Because of the cold, and knowing it would be even colder at 2AM up on Mt. Sinai, only 5 brave souls decided to make the climb the next morning. Ken, Margo, Marty, Larry and Irene were our heroic climbers.
We all retired to our sparsely furnished guestrooms and snuggled in for the cold night.
Don't you just love the green stain on the wood paneling?  Those blankets on the bed were very warm and luckily there were two more in an armoire in the room.  We needed them!

The next morning we were up and in the dining hall at 7:30. Our valiant climbers were supposed to be back down by 8 or 8:30, but they didn’t show up until 9AM. The poor people were frozen and wind burned. Margo said she didn’t remember the climb being so hard the first time she did it 2 years ago. Although tired and cold, all 5 seemed very elated and each time a climber walked into the dining room they received applause and congratulations. Once our climbers had had a hot shower and breakfast, we all boarded our bus and headed out toward the border crossing to go to Jordan.

This border crossing is rather complicated. To get to Jordan, you have to cross a tiny portion of Israel. If you look at the map, you can see the city of Taba right at the tip of Israel. Once you get into Israel it’s a short drive to the Jordanian border. All of this border crossing had to be done on foot and carrying our own luggage, not to mention we needed wheelchairs for Ruby and Nell. Our bus dropped us at the Egyptian exit station and we all wished Bishoy many thanks for his wonderful guide services by singing “He’s a Jolly Good Fellow”. I think it embarrassed him! All of our luggage was unloaded from the bus and we grabbed our suitcases and other stuff and headed into the lines at the exit station, passports in hand. After being “stamped out” of Egypt we had to walk a distance to the Israeli side and go through security there. By the time we got through this, everyone was pretty cranky and tired.

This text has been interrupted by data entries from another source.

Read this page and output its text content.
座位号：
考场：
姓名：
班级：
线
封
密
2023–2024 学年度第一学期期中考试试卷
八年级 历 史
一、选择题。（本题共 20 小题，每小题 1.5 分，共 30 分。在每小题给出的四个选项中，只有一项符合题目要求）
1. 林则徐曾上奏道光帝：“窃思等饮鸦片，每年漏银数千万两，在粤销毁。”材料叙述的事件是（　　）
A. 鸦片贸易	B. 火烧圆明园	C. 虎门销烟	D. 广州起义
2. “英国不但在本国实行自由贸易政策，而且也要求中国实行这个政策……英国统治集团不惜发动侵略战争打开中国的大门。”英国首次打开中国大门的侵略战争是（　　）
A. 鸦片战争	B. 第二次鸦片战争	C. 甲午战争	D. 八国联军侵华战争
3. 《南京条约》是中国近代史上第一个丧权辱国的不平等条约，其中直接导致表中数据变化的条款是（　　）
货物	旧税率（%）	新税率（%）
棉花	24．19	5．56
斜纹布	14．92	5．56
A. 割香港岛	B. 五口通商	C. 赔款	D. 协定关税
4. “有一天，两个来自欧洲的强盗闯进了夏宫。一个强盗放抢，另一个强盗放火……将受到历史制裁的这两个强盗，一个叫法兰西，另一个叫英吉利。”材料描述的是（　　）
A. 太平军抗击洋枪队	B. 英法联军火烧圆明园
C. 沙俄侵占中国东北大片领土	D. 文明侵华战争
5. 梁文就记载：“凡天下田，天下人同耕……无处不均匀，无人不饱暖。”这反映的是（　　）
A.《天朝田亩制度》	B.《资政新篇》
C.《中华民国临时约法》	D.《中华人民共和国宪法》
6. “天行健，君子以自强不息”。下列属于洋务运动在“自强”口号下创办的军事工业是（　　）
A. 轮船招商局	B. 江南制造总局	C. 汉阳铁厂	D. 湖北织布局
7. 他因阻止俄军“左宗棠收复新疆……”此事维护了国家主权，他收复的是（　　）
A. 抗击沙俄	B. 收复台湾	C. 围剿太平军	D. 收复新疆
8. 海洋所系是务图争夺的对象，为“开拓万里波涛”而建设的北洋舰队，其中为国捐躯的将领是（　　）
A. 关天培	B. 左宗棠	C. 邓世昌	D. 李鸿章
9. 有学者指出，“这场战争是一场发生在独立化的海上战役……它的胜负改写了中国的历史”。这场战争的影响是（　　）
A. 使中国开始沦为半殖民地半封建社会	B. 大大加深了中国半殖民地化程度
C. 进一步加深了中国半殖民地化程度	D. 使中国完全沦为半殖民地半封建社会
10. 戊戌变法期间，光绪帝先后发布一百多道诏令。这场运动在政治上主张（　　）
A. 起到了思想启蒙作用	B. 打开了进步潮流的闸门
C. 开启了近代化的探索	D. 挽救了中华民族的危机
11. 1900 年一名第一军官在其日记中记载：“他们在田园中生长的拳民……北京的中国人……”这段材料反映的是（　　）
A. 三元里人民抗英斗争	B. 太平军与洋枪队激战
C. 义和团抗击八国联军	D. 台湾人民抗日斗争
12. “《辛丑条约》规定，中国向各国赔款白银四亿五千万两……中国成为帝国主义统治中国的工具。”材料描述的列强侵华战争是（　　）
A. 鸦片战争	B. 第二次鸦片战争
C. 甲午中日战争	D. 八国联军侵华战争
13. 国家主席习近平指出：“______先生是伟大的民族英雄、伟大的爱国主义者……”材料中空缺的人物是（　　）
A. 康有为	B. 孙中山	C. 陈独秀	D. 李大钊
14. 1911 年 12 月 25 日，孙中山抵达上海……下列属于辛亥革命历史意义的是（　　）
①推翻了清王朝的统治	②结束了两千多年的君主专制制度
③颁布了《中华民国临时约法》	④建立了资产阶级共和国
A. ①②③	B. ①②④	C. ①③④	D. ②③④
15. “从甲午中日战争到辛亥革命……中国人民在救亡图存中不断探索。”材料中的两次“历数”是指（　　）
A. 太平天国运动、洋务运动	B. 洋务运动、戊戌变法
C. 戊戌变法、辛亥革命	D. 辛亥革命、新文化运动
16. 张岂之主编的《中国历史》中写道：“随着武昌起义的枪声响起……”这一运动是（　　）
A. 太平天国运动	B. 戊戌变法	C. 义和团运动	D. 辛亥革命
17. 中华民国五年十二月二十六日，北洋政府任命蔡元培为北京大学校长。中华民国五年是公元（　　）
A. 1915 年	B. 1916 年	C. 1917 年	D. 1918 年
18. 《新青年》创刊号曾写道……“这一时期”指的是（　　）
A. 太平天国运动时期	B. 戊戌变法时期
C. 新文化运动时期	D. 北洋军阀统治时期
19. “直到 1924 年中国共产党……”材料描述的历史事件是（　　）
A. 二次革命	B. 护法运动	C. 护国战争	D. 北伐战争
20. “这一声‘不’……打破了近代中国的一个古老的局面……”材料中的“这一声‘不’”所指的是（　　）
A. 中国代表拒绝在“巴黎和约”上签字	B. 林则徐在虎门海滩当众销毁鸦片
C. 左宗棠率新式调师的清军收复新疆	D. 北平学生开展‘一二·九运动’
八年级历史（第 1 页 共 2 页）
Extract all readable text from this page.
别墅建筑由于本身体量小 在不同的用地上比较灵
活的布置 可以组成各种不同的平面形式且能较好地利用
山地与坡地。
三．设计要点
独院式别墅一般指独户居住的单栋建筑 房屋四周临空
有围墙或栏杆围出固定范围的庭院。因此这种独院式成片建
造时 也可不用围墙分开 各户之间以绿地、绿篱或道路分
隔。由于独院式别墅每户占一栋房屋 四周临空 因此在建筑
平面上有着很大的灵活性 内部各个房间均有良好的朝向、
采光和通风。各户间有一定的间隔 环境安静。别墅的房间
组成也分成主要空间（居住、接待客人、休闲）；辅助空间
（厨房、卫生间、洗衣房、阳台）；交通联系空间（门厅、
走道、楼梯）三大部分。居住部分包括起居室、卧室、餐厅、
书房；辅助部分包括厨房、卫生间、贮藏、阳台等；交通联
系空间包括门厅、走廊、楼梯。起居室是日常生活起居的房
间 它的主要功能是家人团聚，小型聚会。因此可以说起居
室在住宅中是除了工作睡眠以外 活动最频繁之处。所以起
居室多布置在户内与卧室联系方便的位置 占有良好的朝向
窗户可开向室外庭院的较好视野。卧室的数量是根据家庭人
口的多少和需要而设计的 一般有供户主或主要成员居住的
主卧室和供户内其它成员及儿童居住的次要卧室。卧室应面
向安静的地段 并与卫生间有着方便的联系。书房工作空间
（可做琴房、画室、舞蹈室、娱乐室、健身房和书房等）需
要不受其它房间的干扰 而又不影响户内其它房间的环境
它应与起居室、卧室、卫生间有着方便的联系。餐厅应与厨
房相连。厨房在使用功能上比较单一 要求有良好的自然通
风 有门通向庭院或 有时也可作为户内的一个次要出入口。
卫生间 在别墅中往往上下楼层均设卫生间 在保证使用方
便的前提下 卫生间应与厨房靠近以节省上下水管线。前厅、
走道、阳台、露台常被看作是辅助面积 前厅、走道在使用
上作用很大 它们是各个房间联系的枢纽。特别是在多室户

Samir, our Israeli tour guide met us with a bus and we boarded for the drive to Aqaba where we would cross into Jordan. Luckily, we got to stop and have lunch at a great restaurant and Dad even bought a bottle of wine for the table to share. The food was good, the restrooms were clean and we were all fat and happy again. Back on the bus, we headed to the Jordanian crossing point. Once there we had to repeat the procedure from Egypt all over again. The difference was that the Israeli’s are very strict and non-smiling. We went through security again, then an even longer walk, dragging our luggage and tails behind us, to the Jordanian border where we were “stamped in”. My passport has 2 stamps from Egypt, 4 from Israel and 2 from Jordan.


Jordan - "In"

Jordan - "Out"

Israel - "In", "Out", "In", "Out"

Once again tired and dusty, we were greeted by our Jordanian guide, Zaid. We boarded the bus, luggage was loaded and off we went toward Petra.

By the way, we were provided bottled water on all three of our tour buses. In Egypt it was $1 American for 2 bottles of water, in Jordan it was free and in Israel it was $1 American per 1 bottle of water. The Jordanians even gave each person on the bus a gift wrapped box of cookies. Those cookies were wonderful and l decided to save mine and bring them home to Daniel because he really loves cookies!